Krimmel, que nous venons d’entendre dans son premier Don Giovanni à Munich a un timbre, velouté et une élégance de style aujourd’hui sans doute unique. Il a dans la voix une sorte de jeunesse et d’innocence rouée qui émerveille. Il lui manque un peu de hargne, mais quel début.
Andrè Schuen possède aussi un sens du mot et de la couleur, une ligne impeccable et une expressivité marquée dans un rôle et une mise en scène qui rendent ces qualités indispensables. La voix est un peu plus « mâle », à peine plus rude, les moyens plus affirmés que ceux de Krimmel, et le personnage voulu par la mise en scène nécessite aussi moins d’élégance que le Don Giovanni féminisé de Krimmel voulu par Hermann. Comme les deux chanteurs se disputeront les scènes, il est intéressant de les comparer, parce qu’ils ne seront pas du tout profilés de la même manière. Il y a chez Schuen ici une imperceptible vulgarité, un esprit de décision, une voix magnifiquement jetée en pâture au plaisir dans « Fin ch’han dal vino » mené ici à un train d’enfer et prodigieux de vivacité et de sève, peut-être moins subtil, mais plus le personnage de Don Giovanni voulu par cette mise en scène, tout en blanc dans l’habit et de noir dans l’âme. La performance est parfaitement en phase avec le propos, et Andrè Schuen est un Don Giovanni maîtrisé, prêt à tout et d’une grande présence. Il forme avec Krzysztof Bączyk la paire idéale de ce projet difficile.
Conclusion
Je suis sorti de ce spectacle avec le doute chevillé au corps, séduit par certaines idées, mais moins par d’autres, et surtout le reliant directement ou non à des visions précédentes : Guth par son côté course à la mort, Serebrennikov et son lit d’hôpital, Hermann et Marton avec leur Don Giovanni existant et non existant. En bref, me travaillait cette tendance actuelle à éviter le Don Giovanni mâle puissant blanc ou non.
J’avoue que la perplexité est devenue intérêt quand j’ai commencé à considérer le costume de Don Giovanni, qui me faisait penser à Pulcinella ou Pierrot, un peu des marionnettes de commedia dell’arte, et puis cette première scène du commandeur mourant sur la scène du cimetière, qui ouvrait un récit spécifique, et peu à peu j’ai repassé les données de ce travail qui est tout sauf improvisé et tout sauf hors sujet.
Certes, les bruitages et les cris intempestifs sont inutiles, certes, certains éléments me semblent mal cadrer avec le propos, certes, le décor n’est pas très excitant et pas si bien fait, mais ce travail nous plonge dans la réalité du mythe et notre rapport à lui, ce qui n’est pas peu.
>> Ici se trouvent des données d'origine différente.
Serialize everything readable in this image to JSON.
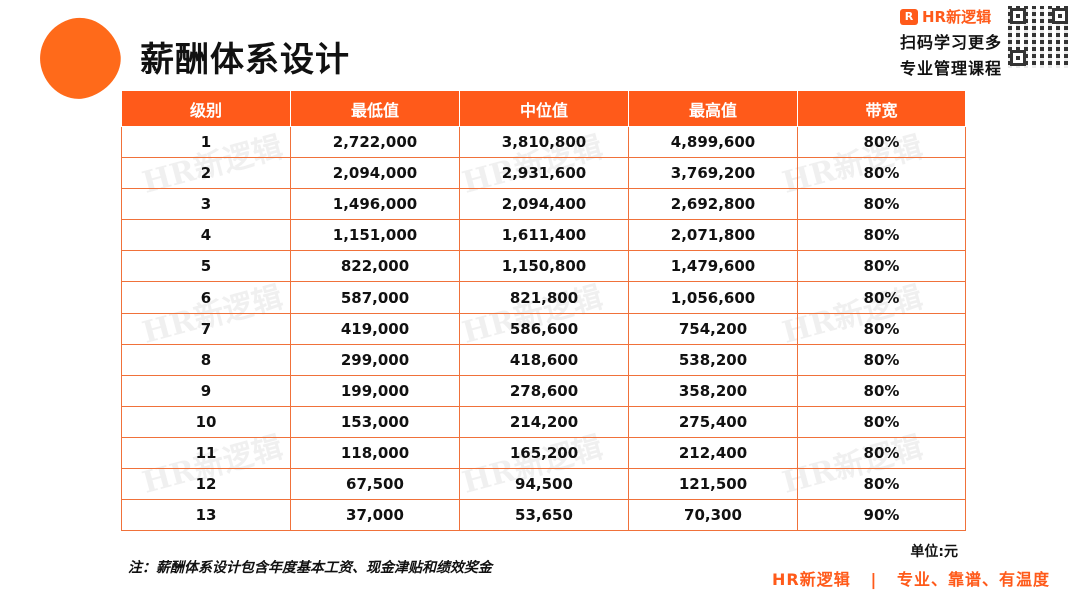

Vocalement quelques haut et quelques bas s’équilibrent sans rien de délétère, et musicalement Sir Simon Rattle dont je ne suis pas un des plus fidèles auditeurs tient hautement et vigoureusement l’ensemble. Alors je vais aller à contre-courant et affirmer nettement que dans son ensemble, cette production fait honneur à Aix, et Pierre Audi que nous regrettons tous a montré encore ici son audace et son intuition à offrir une voie vraiment autre pour cet emblème aixois qu’est Don Giovanni.